Aristotle sailed across the Aegean to Atarneus, where he had spent his youth. This was now ruled by the eunuch Hermias, a Greek mercenary who had managed to take over this corner of Asia Minor. On a visit to Athens, Hermias had been highly impressed by what he had seen of the Academy, and he now welcomed Aristotle with open arms. Hermias was determined to make Atarneus a center of Greek culture, and Aristotle began advising him on the best way to go about this.

Aristotle’s political philosophy consists largely of an examination of the different types of state, and how best they can be run. His understanding of politics is profound. This led him to adopt a pragmatic attitude, in direct contrast to Plato’s idealistic approach. In The Republic Plato had described how a philosopher-king should rule his utopia (which, like any utopia, was in fact little more than a tyranny). Aristotle, on the other hand, described how to run an actual state, outlining effective courses of action that often almost anticipate Machiavelli.

Aristotle knew how politics worked and knew that it had to be effective to be of any use at all. This is not to say he was devoid of ideals. On the whole, Aristotle believed that the purpose of the state was to produce and support a class of cultured gentlemen such as himself – though he understands that this is not always possible. For instance, in order to run a tyranny successfully its ruler must behave like a tyrant. In such a police state there would be no room for Aristotle’s cultured elite. Although at one point he does suggest that there is another way to run a tyranny: the tyrant can assume a religious pose and adopt a policy of moderation.

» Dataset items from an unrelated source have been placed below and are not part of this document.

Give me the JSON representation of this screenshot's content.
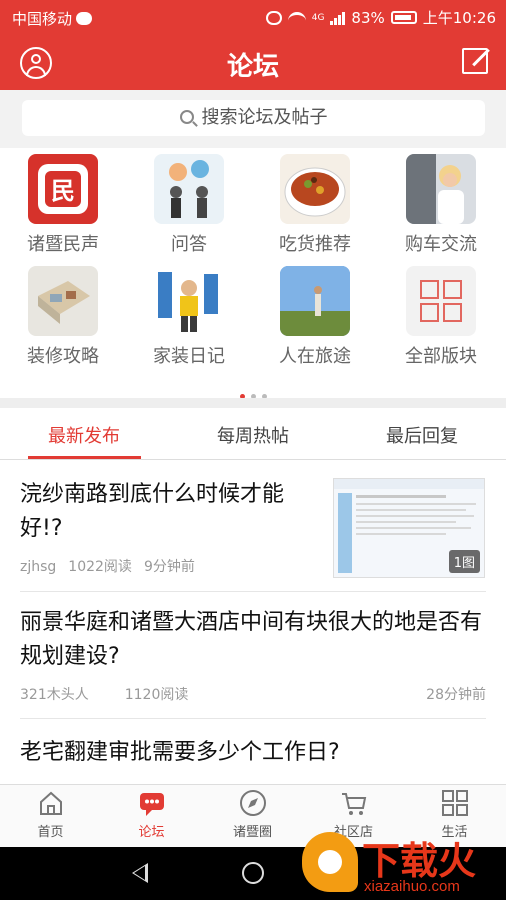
{
  "status_bar": {
    "carrier": "中国移动",
    "network": "4G",
    "battery": "83%",
    "time": "上午10:26"
  },
  "header": {
    "title": "论坛",
    "left_icon": "user-icon",
    "right_icon": "edit-icon"
  },
  "search": {
    "placeholder": "搜索论坛及帖子"
  },
  "categories": [
    {
      "label": "诸暨民声",
      "icon": "zhuji-minsheng-logo"
    },
    {
      "label": "问答",
      "icon": "qa-people-image"
    },
    {
      "label": "吃货推荐",
      "icon": "food-bowl-image"
    },
    {
      "label": "购车交流",
      "icon": "car-woman-image"
    },
    {
      "label": "装修攻略",
      "icon": "floorplan-image"
    },
    {
      "label": "家装日记",
      "icon": "worker-image"
    },
    {
      "label": "人在旅途",
      "icon": "travel-image"
    },
    {
      "label": "全部版块",
      "icon": "grid-icon"
    }
  ],
  "carousel": {
    "page": 1,
    "pages": 3
  },
  "tabs": [
    {
      "label": "最新发布",
      "active": true
    },
    {
      "label": "每周热帖",
      "active": false
    },
    {
      "label": "最后回复",
      "active": false
    }
  ],
  "posts": [
    {
      "title": "浣纱南路到底什么时候才能好!?",
      "author": "zjhsg",
      "reads": "1022阅读",
      "time": "9分钟前",
      "image_badge": "1图"
    },
    {
      "title": "丽景华庭和诸暨大酒店中间有块很大的地是否有规划建设?",
      "author": "321木头人",
      "reads": "1120阅读",
      "time": "28分钟前"
    },
    {
      "title": "老宅翻建审批需要多少个工作日?"
    }
  ],
  "bottom_nav": [
    {
      "label": "首页",
      "icon": "home-icon",
      "active": false
    },
    {
      "label": "论坛",
      "icon": "forum-icon",
      "active": true
    },
    {
      "label": "诸暨圈",
      "icon": "compass-icon",
      "active": false
    },
    {
      "label": "社区店",
      "icon": "cart-icon",
      "active": false
    },
    {
      "label": "生活",
      "icon": "apps-icon",
      "active": false
    }
  ],
  "watermark": {
    "text": "下载火",
    "subtext": "xiazaihuo.com"
  },
  "colors": {
    "accent": "#e23b34",
    "background": "#ffffff",
    "separator": "#eeeeee"
  }
}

Some say this moderate approach is the one Aristotle probably adopted while tutoring the tyrant Hermias. In my view this is unlikely. Yet I am not suggesting that Aristotle would have advocated his own recommended means for maintaining a full-blown tyranny – which he described in chilling detail. In Aristotle’s view, if you wished to run a tyranny properly it was necessary to run a tight ship. Liberal cultural activity must be banned and the population kept in fear and poverty and set to work building great public monuments, with occasional interludes of war to keep them alert and demonstrate their need to maintain a great leader. (Aristotle’s analysis remains relevant, from Plato’s philosopher-king to Saddam Hussein.)

Aristotle evolved his political philosophy during his later years. At the time he was tutoring Hermias he probably adhered to the ideas expressed in Plato’s Republic. If so, he may well have tactfully modified Plato’s doctrine of the philosopher-king. It was not necessary for a eunuch-tyrant to become a philosopher; instead he should just be sure to follow the advice of one.

Aristotle was now approaching middle age. Despite his dandyism, he was considered very much the dry-as-dust professorial type. Then, to the surprise of all who knew him, Aristotle fell in love. The object of his affections was a young girl called Pythias, who is known to have been part of Hermias’s household. Some say she was Hermias’s sister, others that she was his adopted daughter. Other usually reliable sources claim that she was originally Hermias’s concubine (which must have been something of a sinecure considering his sexual status). These contradictions suggest that she may well have been a palace courtesan. Was this an early case of the besotted professor falling for his Blue Angel?

Pythias wasn’t a virgin when Aristotle married her, judging from his pronouncement: ‘once they have actually become married and call each other man and wife, it is quite wrong for a man or a woman to be unfaithful’ – implying that before this it’s okay. This pronouncement is found in Aristotle’s remarks about adultery, and it appears that on such personal matters he was in the habit of generalising from his own rather limited experience. In his remarks on marriage he asserts that the best age to marry is thirty-seven for a man and eighteen for a woman, precisely the ages at which he and Pythias were married. Brilliant though Aristotle may have been, imagination was not always his strong point.